The so-called "Help America Vote Act" of 2002--as evil and nefarious a piece of legislation as there ever was--did many terrible things to our voting system, nationwide. It flooded the system with money--with millions of dollars in unregulated lavish lobbying, and a $4 billion federal boondoggle with which to bully, bribe and entice hasty purchase by the states of untested and extremely hackable electronic voting systems. The money did its work. We now have entrenched corruption among local/state election officials from one end of the country to the other. (And where election officials are not purchasable, they are threatened--as with Ion Sancho in Florida--or driven from office--as with Kevin Shelley in California.) Prime examples of this corruption are Connie McCormack (Los Angeles) and Cathy Cox (Georgia)--public officials in charge of elections who do sales brochures for Diebold.
But a subtler form of corruption also occurred: the culture of secrecy that was created around our elections, by the introduction of private corporations whose PRIVATE interest in voting technology takes precedence over election integrity, for instance, in the demand by these corporations for the STATE to protect THEIR TRADE SECRET PROGRAMMING in the voting machines. No one--not even our secretaries of state--is permitted to review this TRADE SECRET code.
The culture of corruption involves money and laws, but also involves the PSYCHOLOGY of election officials. I'm thinking of a particular incident that sticks in my mind. A public voting rights advocate in California, Kim Alexander, who runs a public information web site on electronics in government, criticized paperless electronic voting systems (which are un-auditable, un-recountable and thus unverifiable). Connie McCormack, head of elections in Los Angeles (and a Diebold shill), replied, "She's not an expert."
She's not an expert. Think about the EXCLUSIVENESS of this remark.
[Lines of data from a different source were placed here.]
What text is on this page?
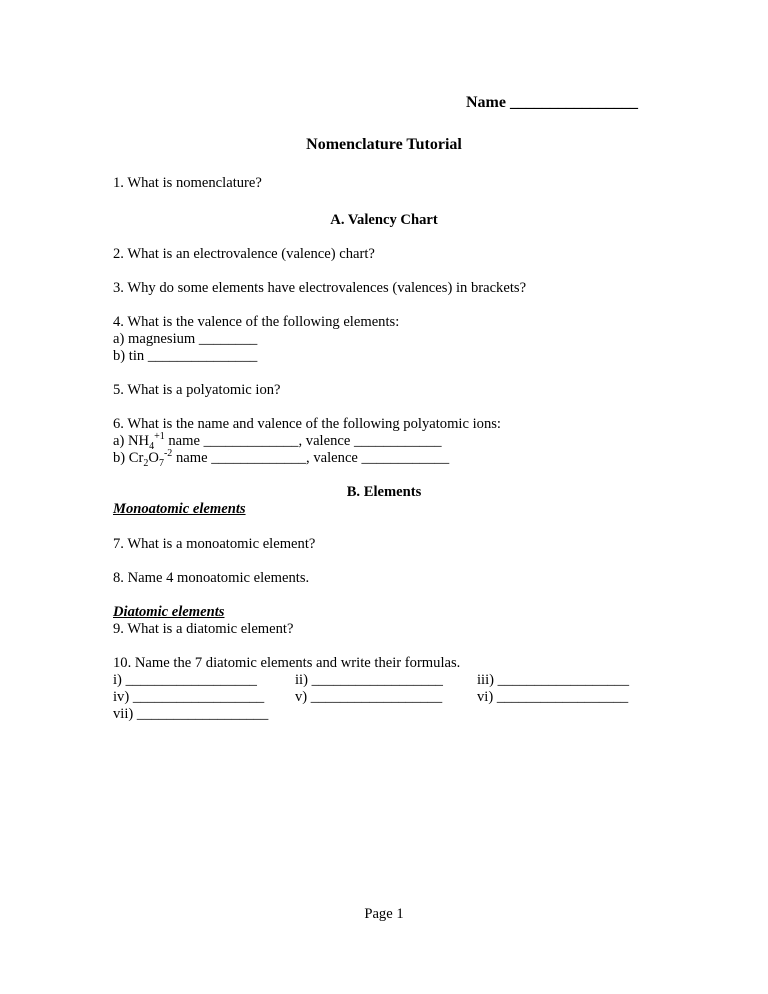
Name ________________
Nomenclature Tutorial
1. What is nomenclature?
A. Valency Chart
2. What is an electrovalence (valence) chart?
3. Why do some elements have electrovalences (valences) in brackets?
4. What is the valence of the following elements:
a) magnesium ________
b) tin _______________
5. What is a polyatomic ion?
6. What is the name and valence of the following polyatomic ions:
a) $NH_4^{+1}$ name _____________, valence ____________
b) $Cr_2O_7^{-2}$ name _____________, valence ____________
B. Elements
Monoatomic elements
7. What is a monoatomic element?
8. Name 4 monoatomic elements.
Diatomic elements
9. What is a diatomic element?
10. Name the 7 diatomic elements and write their formulas.
i) __________________	ii) __________________ iii) __________________
iv) __________________ v) __________________ vi) __________________
vii) __________________
Page 1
Even if Alexander were NOT a citizen expert on technology, and highly knowledgeable about voting systems--say, she was just your average Jane voter, who thought that an UNVERIFIABLE election system was, oh...unwise? undemocratic? real stupid policy?---what should it matter that she is "not an expert"? She's a VOTER. She's a CITIZEN. She's an AMERICAN. She PAYS TAXES. She is HAVING WARS COMMITTED IN HER NAME. Why should she have to be "an expert" in order to understand how her vote is being counted?
And what has this GREAT DIVIDE between the voters--the theoretical sovereigns of this land--and "the experts," who perform the electronic voodoo of vote counting, behind a curtain of corporate secrecy--done to our election system and to our democracy? It is corrosive in the extreme. I'm sure it was intended--by the criminals who engineered HAVA (Tom Delay, Bob Ney, Christopher Dodd and assorted Bushites and Bushite electronic voting corporations), and it results in items like this, in the CA-50 recount effort...
The voter who requested "chain of custody" items on the CA-50 election, in order to prepare for a recount, wrote the following to the San Diego registrar of voters:
"I requested the public examination of a number of relevant materials in my original request for the manual hand count, dated July 5, 2006. **You state that your staff is continuing to examine the request to determine which materials are relevant to a recount.** Even cursory review of Secretary of State McPhersons 2006 directives regarding the use of DRE voting technologies, and the relevant federal regulations, make it clear that all materials requested by me under the authority of Elections Code section 15630 are plainly and obviously relevant to a recount." (emphasis added)
http://www.bradblog.com/?p=3055You state that your staff is continuing to examine the request to determine which materials are relevant to a recount.
The "materials" of an election are being treated as PRIVATE PROPERTY--and the election officials involved are ACTING LIKE PRIVATE PARTIES, as if they have a right to WITHHOLD, to be selective about, to control and to determine the relevancy of the components of an election. As if it were no longer a PUBLIC MATTER. It's almost as if, somehow, national security and terrorists were involved. And we, the voters, are the terrorists.
The secrecy, of course--always, and without exception--is masking corruption. That's what secrecy is FOR. Not to insure the integrity of an election--or any good. But to hide what corrupt officials are doing. There is simply no other reason why election materials should be the PRIVATE POSSESSION of the county registrar and NOT INSTANTLY AVAILABLE TO THE PUBLIC, on demand. You shouldn't have to write a legal letter or institute a lawsuit, to see election materials.
But that's what HAVA has done. It has created a culture of secrecy in which we, the voters, are the ENEMY. Hostility to the public is by no means a new thing. The more that corporations have taken over our government, the more hostile our public officials have become to US, the people who pay their salaries. I've seen it in California on other issues. But "the voter as enemy," and the secrecy around our most fundamental right and duty--the bottom line of our democracy, voting--has been newly enforced and promoted by this brand new, direct corporate control of the voting technology, engineered by the Anthrax Congress. And it is an alarming development, to say the least.